Tariffs are in the headlines as often as we see political ads on TV. What do tariffs do to you?
Let’s look at Apple’s IPhone 6. It costs about $236 to make. The design and software are “made in the USA.” The higher-value components are made in Japan, South Korea, Germany and the United States. China adds in some low-value components and assembles it. China’s share of the total cost is 5 percent, yet the entire phone is considered an import for trade balance statistics.
When you’re the consumer, if a tariff is increased on imported iPhones, you’ll pay more. If Apple decides to make the entire phone in the U.S., you’ll pay more. According to the Massachusetts Institute of Technology, making the entire phone in the U.S. would add $100 to the cost.
When you’re an investor in Apple stock, tariffs may lower the net profit in iPhones, lowering the price of the stock.
Which imports get more expensive to buy with these tariffs?
That’s farm equipment, some cars (Sweden’s Volvo, Germany’s BMW), washing machines, lumber and some health care equipment so far, but the list is rapidly expanding.
The broader hit is the 10 percent tariff on aluminum and 25 percent on steel we’ve levied on Canada, Mexico, Europe, China and just about everybody. You’ll pay more for your beer cans, your Campbell’s soup and your cars (even U.S.-made). Sometimes these are small dings to your pocketbook — a couple pennies in a can, but it can be more. Your Harley-Davidson motorcycle will likely dent your checkbook for an extra $2,200.
The increased tariffs on lumber from Canada are adding about $9,000 to the cost of the average single family home.
Two serious impacts are retaliatory tariffs and job loss.
China, Canada, Mexico and Europe have retaliated with tariffs of their own. We tariff them on what we buy from them. They tariff us on what they buy from us. For example, U.S. farmers grow a lot of soybeans. We consume 33 percent of them ourselves. We export 67 percent. Half of those go to China alone. China is adding a retaliatory tariff on U.S. soybeans and will now buy more from Brazil.
We have 900 firms with 80,000 workers that produce steel. But we have 29,000 U.S. firms with 900,000 workers that use steel. The costs at those 29,000 firms just went up, and their net profits may drop. Firms with lower profits tend to have fewer workers. Firms will also manufacture a product overseas in order to avoid exporting and paying a tariff. GM will make a car in China with Chinese labor to avoid a tariff, rather than make a car in the U.S. to ship to China and pay a tariff.
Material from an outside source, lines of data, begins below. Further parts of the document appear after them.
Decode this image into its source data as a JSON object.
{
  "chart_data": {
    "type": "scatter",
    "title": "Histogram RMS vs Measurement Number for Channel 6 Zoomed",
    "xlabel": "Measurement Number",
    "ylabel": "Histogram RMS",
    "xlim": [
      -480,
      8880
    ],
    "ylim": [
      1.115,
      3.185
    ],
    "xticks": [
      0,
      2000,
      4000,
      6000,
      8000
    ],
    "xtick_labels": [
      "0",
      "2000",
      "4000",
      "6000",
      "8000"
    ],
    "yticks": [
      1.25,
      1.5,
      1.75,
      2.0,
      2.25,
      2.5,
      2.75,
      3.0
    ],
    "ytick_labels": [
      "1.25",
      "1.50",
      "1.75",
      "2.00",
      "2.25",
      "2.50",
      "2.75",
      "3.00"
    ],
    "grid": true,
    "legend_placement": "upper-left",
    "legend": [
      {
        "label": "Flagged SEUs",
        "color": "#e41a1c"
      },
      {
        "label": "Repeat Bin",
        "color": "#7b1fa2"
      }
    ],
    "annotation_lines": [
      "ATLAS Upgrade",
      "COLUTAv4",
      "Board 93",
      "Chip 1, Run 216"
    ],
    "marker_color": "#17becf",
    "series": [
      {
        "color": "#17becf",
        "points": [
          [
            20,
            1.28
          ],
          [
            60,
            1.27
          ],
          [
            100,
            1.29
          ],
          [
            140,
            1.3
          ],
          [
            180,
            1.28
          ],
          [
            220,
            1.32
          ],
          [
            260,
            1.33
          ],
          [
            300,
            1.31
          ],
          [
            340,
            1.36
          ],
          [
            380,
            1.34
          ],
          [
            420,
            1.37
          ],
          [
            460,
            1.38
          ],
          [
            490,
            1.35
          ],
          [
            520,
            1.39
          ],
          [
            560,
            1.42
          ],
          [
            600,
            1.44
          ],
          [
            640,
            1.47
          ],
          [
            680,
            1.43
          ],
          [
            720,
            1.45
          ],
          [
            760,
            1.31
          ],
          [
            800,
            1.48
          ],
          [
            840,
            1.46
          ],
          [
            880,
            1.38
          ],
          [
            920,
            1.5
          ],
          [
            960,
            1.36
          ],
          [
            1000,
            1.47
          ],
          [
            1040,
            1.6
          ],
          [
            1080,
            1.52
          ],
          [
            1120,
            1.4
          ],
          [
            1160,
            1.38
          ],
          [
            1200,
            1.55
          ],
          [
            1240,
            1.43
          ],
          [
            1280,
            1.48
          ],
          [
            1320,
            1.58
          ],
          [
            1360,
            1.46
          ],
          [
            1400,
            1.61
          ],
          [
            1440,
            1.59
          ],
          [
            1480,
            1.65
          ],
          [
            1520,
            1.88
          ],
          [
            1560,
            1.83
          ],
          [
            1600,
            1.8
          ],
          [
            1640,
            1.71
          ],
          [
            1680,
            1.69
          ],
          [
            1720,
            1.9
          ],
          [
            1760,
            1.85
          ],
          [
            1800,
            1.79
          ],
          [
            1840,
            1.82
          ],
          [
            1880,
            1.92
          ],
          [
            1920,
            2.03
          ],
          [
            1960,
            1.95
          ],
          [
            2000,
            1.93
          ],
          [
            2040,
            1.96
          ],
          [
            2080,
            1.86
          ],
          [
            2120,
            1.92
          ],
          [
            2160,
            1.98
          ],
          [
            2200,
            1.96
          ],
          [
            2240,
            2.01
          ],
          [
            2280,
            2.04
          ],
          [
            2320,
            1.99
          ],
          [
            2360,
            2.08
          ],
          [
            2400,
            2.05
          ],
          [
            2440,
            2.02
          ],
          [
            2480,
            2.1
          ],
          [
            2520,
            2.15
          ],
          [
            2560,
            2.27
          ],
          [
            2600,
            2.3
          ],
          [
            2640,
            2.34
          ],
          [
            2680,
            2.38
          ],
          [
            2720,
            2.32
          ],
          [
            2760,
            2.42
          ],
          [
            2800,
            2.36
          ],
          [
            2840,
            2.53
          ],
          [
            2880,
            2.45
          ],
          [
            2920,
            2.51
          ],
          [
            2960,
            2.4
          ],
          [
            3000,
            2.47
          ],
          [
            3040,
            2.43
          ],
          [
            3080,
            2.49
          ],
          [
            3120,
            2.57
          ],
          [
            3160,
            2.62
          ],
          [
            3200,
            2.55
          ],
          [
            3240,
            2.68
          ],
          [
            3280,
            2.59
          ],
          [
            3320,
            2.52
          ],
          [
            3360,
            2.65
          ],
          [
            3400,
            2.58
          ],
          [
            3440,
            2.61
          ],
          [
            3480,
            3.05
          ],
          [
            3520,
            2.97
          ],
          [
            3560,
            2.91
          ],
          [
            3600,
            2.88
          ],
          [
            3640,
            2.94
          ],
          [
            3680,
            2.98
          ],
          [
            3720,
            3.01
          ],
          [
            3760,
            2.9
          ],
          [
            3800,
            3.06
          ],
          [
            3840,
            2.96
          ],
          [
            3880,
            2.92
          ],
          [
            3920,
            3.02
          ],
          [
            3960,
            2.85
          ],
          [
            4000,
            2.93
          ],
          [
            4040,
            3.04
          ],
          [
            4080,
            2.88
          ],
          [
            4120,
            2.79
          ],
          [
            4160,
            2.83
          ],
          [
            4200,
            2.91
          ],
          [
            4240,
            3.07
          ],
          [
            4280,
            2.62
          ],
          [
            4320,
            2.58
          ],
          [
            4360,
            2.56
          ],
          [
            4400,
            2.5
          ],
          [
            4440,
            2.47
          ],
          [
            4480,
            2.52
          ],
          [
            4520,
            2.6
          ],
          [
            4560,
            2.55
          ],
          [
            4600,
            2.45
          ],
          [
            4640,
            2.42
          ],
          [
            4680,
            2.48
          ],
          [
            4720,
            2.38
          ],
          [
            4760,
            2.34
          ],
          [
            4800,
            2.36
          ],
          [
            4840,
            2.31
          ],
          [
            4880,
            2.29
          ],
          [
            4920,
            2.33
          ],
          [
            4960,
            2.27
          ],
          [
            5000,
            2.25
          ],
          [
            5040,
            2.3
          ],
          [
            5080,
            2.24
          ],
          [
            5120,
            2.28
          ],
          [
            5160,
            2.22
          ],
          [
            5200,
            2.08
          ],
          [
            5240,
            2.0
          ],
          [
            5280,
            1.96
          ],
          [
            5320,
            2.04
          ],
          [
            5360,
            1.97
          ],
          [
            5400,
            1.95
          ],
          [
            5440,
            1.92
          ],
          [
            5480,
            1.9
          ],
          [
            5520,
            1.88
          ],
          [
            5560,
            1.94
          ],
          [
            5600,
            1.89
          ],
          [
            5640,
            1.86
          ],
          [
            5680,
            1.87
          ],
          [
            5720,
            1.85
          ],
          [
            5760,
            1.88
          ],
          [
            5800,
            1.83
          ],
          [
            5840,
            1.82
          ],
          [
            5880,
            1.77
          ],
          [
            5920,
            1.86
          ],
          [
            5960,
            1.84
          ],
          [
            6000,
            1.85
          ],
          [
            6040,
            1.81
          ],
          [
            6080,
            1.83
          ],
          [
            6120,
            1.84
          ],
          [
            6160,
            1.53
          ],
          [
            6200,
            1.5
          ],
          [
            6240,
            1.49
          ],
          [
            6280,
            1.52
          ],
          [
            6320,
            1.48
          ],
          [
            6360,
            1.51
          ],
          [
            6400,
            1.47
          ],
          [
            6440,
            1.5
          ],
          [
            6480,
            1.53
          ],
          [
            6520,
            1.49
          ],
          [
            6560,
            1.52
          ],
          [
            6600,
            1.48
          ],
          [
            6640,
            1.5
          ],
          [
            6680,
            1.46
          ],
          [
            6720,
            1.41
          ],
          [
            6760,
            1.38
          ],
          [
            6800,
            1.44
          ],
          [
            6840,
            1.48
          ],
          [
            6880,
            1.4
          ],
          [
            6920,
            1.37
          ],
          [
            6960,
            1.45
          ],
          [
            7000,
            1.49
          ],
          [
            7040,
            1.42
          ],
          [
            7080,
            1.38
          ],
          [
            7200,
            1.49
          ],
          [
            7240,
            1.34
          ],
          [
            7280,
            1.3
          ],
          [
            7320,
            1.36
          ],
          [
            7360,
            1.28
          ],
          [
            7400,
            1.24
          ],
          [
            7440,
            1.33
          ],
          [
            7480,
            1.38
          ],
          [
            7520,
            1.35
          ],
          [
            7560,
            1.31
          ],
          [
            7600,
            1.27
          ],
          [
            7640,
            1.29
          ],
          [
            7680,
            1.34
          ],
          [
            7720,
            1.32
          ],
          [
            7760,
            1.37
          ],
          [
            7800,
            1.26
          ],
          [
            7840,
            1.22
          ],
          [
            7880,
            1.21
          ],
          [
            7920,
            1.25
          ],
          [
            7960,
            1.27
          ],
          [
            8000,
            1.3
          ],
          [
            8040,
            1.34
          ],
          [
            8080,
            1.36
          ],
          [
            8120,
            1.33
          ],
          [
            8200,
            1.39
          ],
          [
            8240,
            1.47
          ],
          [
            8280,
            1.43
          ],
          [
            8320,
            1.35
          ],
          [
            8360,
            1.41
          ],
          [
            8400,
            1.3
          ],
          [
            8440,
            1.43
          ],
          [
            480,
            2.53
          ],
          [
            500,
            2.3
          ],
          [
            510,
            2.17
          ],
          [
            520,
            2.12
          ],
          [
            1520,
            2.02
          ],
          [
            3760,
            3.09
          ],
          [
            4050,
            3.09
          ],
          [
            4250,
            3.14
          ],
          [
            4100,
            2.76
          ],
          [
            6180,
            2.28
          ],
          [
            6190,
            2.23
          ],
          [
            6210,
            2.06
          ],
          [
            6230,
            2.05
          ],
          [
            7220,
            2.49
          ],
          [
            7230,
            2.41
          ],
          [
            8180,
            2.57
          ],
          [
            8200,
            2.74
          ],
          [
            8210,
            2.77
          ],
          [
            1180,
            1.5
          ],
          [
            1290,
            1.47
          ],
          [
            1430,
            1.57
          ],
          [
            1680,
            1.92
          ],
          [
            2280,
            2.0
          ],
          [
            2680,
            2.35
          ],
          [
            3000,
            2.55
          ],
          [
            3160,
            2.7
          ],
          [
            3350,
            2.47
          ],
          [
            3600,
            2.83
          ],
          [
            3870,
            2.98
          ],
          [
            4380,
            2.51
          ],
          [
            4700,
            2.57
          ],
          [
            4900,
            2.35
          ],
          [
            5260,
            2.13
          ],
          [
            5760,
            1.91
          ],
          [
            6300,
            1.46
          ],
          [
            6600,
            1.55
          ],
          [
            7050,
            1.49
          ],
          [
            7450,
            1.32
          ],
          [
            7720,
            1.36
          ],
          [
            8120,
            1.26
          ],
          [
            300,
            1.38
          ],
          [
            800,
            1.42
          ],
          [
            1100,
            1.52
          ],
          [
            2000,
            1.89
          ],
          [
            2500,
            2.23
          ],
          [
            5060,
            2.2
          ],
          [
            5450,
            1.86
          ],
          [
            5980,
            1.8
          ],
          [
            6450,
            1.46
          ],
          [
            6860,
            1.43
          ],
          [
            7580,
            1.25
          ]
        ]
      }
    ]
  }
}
What does history foretell for your investments?
It’s apparent that experts haven’t yet sorted out the net impact on the average tariff rate, the number of jobs we can expect to lose, the higher prices we can expect to pay, or the loss to our economic GDP.
The markets seem to reflect this, reacting to headlines then settling back to normal levels. It’s difficult to get good data to project the impact of tariffs. Let’s hope cooler heads — and trade negotiations — prevail.